Learning Hierarchically Consistent Disentanglement with Multi-Channel Augmentation for Public Security-Oriented Sketch Person Re-Identification.
Yu Ye, Zhihong Sun, Jun Chen
Abstract
Open AccessSketch re-identification (Re-ID) aims to retrieve pedestrian photographs in the gallery dataset by a query sketch image drawn by professionals, which is crucial for criminal investigations and missing person searches in the field of public security. The main challenge of this task lies in bridging the significant modality gap between sketches and photos while extracting discriminative modality-invariant features. However, information asymmetry between sketches and RGB photographs, particularly the differences in color information, severely interferes with cross-modal matching processes.
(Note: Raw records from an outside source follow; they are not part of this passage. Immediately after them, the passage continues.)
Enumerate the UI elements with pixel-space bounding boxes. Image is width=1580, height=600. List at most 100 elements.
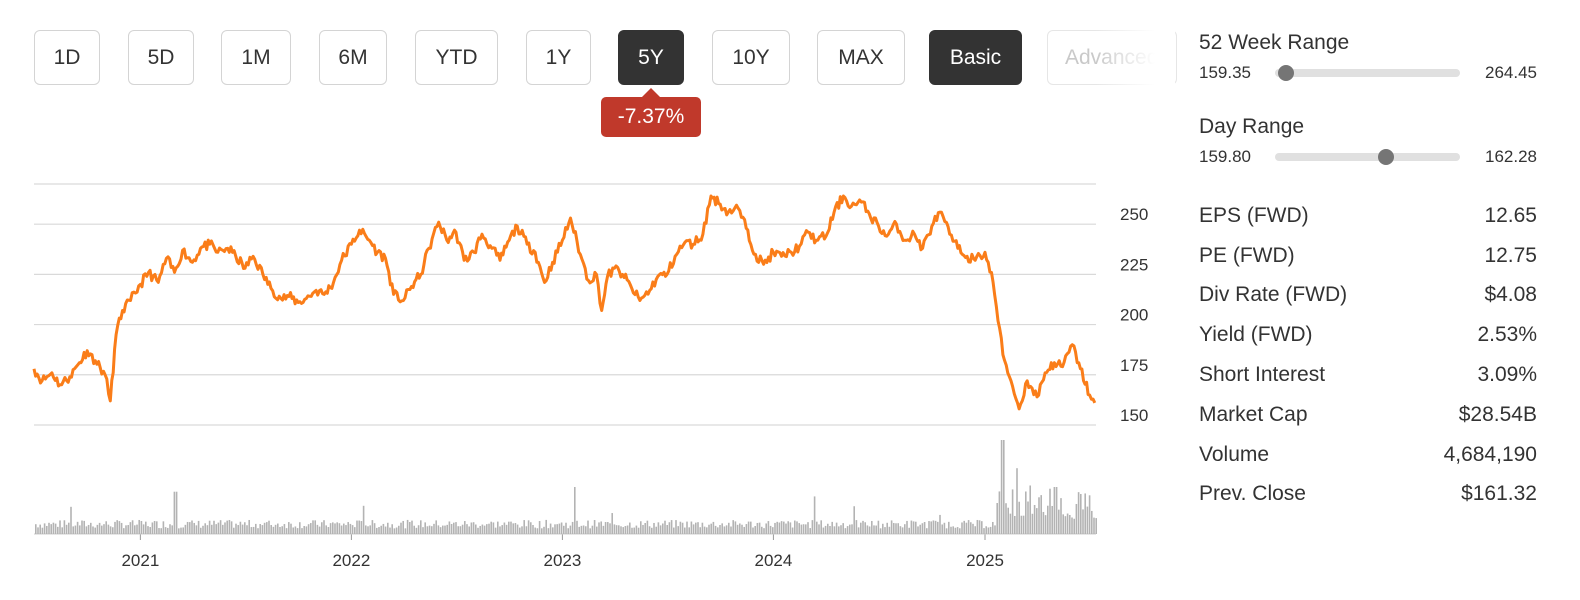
- volume-bar: [976, 519, 979, 534]
- volume-bar: [464, 521, 466, 534]
- range-button-5d[interactable]: 5D: [128, 30, 194, 85]
- volume-bar: [877, 520, 880, 534]
- volume-bar: [996, 503, 998, 534]
- day-range: Day Range 159.80 162.28: [1199, 112, 1537, 196]
- volume-bar: [145, 521, 147, 534]
- volume-bar: [798, 523, 800, 534]
- volume-bar: [776, 521, 778, 534]
- volume-bar: [534, 527, 536, 534]
- volume-bar: [112, 527, 114, 534]
- volume-bar: [57, 526, 59, 534]
- volume-bar: [699, 527, 701, 534]
- volume-bar: [206, 525, 209, 534]
- volume-bar: [283, 524, 286, 534]
- volume-bar: [1036, 508, 1038, 534]
- volume-bar: [791, 527, 794, 534]
- volume-bar: [290, 523, 292, 534]
- volume-bar: [48, 522, 50, 534]
- week52-range-track: [1275, 65, 1460, 81]
- volume-bar: [741, 524, 743, 534]
- volume-bar: [906, 520, 908, 534]
- volume-bar: [697, 522, 699, 534]
- volume-bar: [54, 523, 57, 534]
- range-button-6m[interactable]: 6M: [319, 30, 387, 85]
- volume-bar: [864, 522, 866, 534]
- volume-bar: [593, 520, 596, 534]
- volume-bar: [400, 522, 402, 534]
- volume-bar: [827, 523, 829, 534]
- stat-value: $161.32: [1461, 482, 1537, 506]
- volume-bar: [532, 525, 534, 534]
- volume-bar: [160, 528, 162, 534]
- volume-bar: [472, 522, 475, 534]
- volume-bar: [912, 521, 915, 534]
- volume-bar: [618, 525, 620, 534]
- volume-bar: [600, 521, 602, 534]
- volume-bar: [274, 524, 277, 534]
- volume-bar: [842, 523, 844, 534]
- volume-bar: [591, 525, 594, 534]
- volume-bar: [558, 523, 561, 534]
- volume-bar: [391, 524, 393, 534]
- volume-bar: [1009, 513, 1012, 534]
- volume-bar: [1014, 515, 1016, 534]
- advanced-view-button[interactable]: Advanced: [1047, 30, 1177, 85]
- volume-bar: [677, 526, 679, 534]
- volume-bar: [235, 523, 237, 534]
- volume-bar: [398, 525, 400, 534]
- volume-bar: [963, 520, 965, 534]
- volume-bar: [541, 528, 543, 534]
- volume-bar: [1018, 501, 1020, 534]
- volume-bar: [613, 524, 616, 534]
- volume-bar: [510, 521, 512, 534]
- range-button-1y[interactable]: 1Y: [526, 30, 591, 85]
- volume-bar: [208, 520, 211, 534]
- volume-bar: [164, 527, 167, 534]
- volume-bar: [393, 528, 396, 534]
- volume-bar: [1027, 501, 1029, 534]
- volume-bar: [754, 526, 756, 534]
- range-button-max[interactable]: MAX: [817, 30, 905, 85]
- volume-bar: [294, 526, 297, 534]
- volume-bar: [380, 525, 382, 534]
- volume-bar: [926, 528, 928, 534]
- range-button-1d[interactable]: 1D: [34, 30, 100, 85]
- range-button-1m[interactable]: 1M: [221, 30, 291, 85]
- volume-bar: [899, 526, 902, 534]
- volume-bar: [417, 525, 420, 534]
- stat-label: Div Rate (FWD): [1199, 283, 1348, 307]
- volume-bar: [811, 520, 814, 534]
- volume-bar: [523, 520, 525, 534]
- range-button-ytd[interactable]: YTD: [415, 30, 498, 85]
- volume-bar: [499, 526, 501, 534]
- volume-bar: [739, 523, 741, 534]
- range-button-5y[interactable]: 5Y: [618, 30, 684, 85]
- volume-bar: [167, 527, 169, 534]
- day-high: 162.28: [1485, 147, 1537, 166]
- volume-bar: [239, 521, 242, 534]
- range-button-10y[interactable]: 10Y: [712, 30, 790, 85]
- volume-bar: [389, 527, 391, 534]
- volume-bar: [1005, 503, 1007, 534]
- volume-bar: [923, 522, 926, 534]
- volume-bar: [1031, 513, 1034, 534]
- volume-bar: [556, 524, 558, 534]
- basic-view-button[interactable]: Basic: [929, 30, 1022, 85]
- volume-bar: [587, 520, 589, 534]
- volume-bar: [596, 526, 598, 534]
- volume-bar: [767, 521, 770, 534]
- volume-bar: [565, 522, 567, 534]
- volume-bar: [1075, 503, 1078, 534]
- volume-bar: [549, 523, 552, 534]
- volume-bar: [76, 521, 79, 534]
- volume-bar: [701, 522, 704, 534]
- volume-bar: [1095, 518, 1097, 534]
- volume-bar: [347, 522, 349, 534]
- volume-bar: [65, 524, 68, 534]
- volume-bar: [459, 526, 462, 534]
- volume-bar: [103, 524, 105, 534]
- volume-bar: [761, 526, 763, 534]
- volume-bar: [1069, 514, 1071, 534]
- volume-bar: [125, 525, 127, 534]
- volume-bar: [871, 520, 873, 534]
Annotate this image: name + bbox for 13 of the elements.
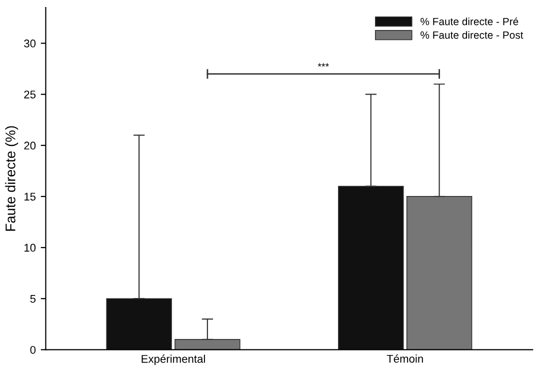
legend-label: % Faute directe - Post xyxy=(420,31,524,39)
x-tick-label: Expérimental xyxy=(142,354,205,366)
y-tick-label: 5 xyxy=(30,294,36,303)
y-tick-label: 0 xyxy=(30,346,36,354)
legend-label: % Faute directe - Pré xyxy=(420,17,518,26)
y-tick-label: 25 xyxy=(24,90,36,98)
y-tick-label: 10 xyxy=(24,244,36,252)
y-axis-title: Faute directe (%) xyxy=(5,126,18,231)
y-tick-label: 30 xyxy=(24,40,36,48)
y-tick-label: 15 xyxy=(24,192,36,201)
y-tick-label: 20 xyxy=(24,142,36,150)
annotation: *** xyxy=(318,63,329,67)
x-tick-label: Témoin xyxy=(386,354,423,363)
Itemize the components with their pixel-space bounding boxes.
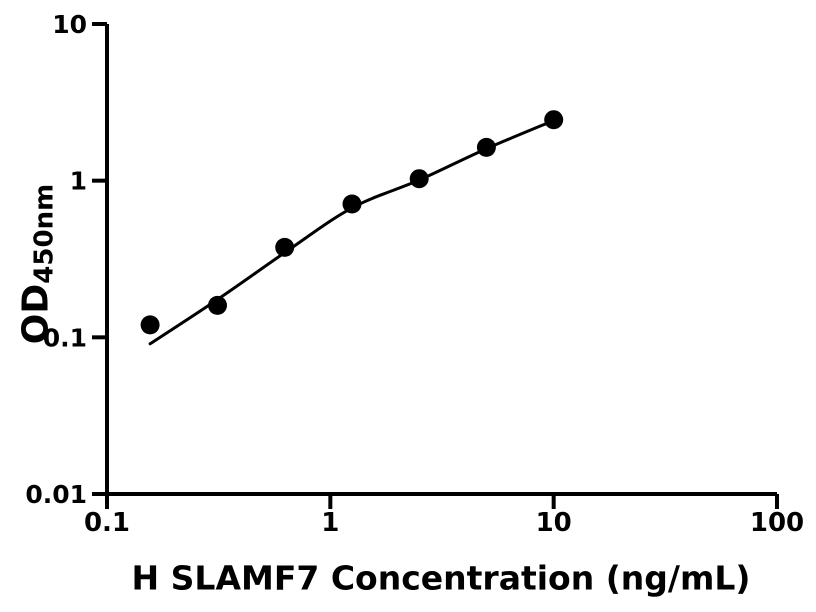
data-point-marker <box>409 169 429 189</box>
data-point-marker <box>208 295 227 315</box>
y-tick-label: 10 <box>52 10 87 39</box>
data-point-marker <box>275 237 295 257</box>
x-tick-label: 0.1 <box>84 508 130 538</box>
data-point-marker <box>342 194 362 214</box>
y-axis-title: OD450nm <box>15 183 60 345</box>
x-axis-title: H SLAMF7 Concentration (ng/mL) <box>131 558 751 598</box>
y-tick-label: 0.01 <box>25 480 87 509</box>
data-point-marker <box>140 315 160 335</box>
data-point-marker <box>544 110 564 130</box>
y-axis-title-subscript: 450nm <box>29 183 60 284</box>
x-tick-label: 1 <box>321 508 339 538</box>
data-point-marker <box>476 137 496 157</box>
x-tick-label: 100 <box>750 508 804 538</box>
x-tick-label: 10 <box>536 508 572 538</box>
y-axis-title-main: OD <box>15 283 57 345</box>
y-tick-label: 0.1 <box>43 323 87 352</box>
y-tick-label: 1 <box>70 167 87 196</box>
To address this challenge, we propose a novel network architecture that integrates multi-channel augmentation with hierarchically consistent disentanglement learning. Specifically, a multi-channel augmentation module is developed to mitigate the interference of color bias in cross-modal matching. Furthermore, a modality-disentangled prototype(MDP) module is introduced to decompose pedestrian representations at the feature level into modality-invariant structural prototypes and modality-specific appearance prototypes. Additionally, a cross-layer decoupling consistency constraint is designed to ensure the semantic coherence of disentangled prototypes across different network layers and to improve the stability of the whole decoupling process. Extensive experimental results on two public datasets demonstrate the superiority of our proposed approach over state-of-the-art methods.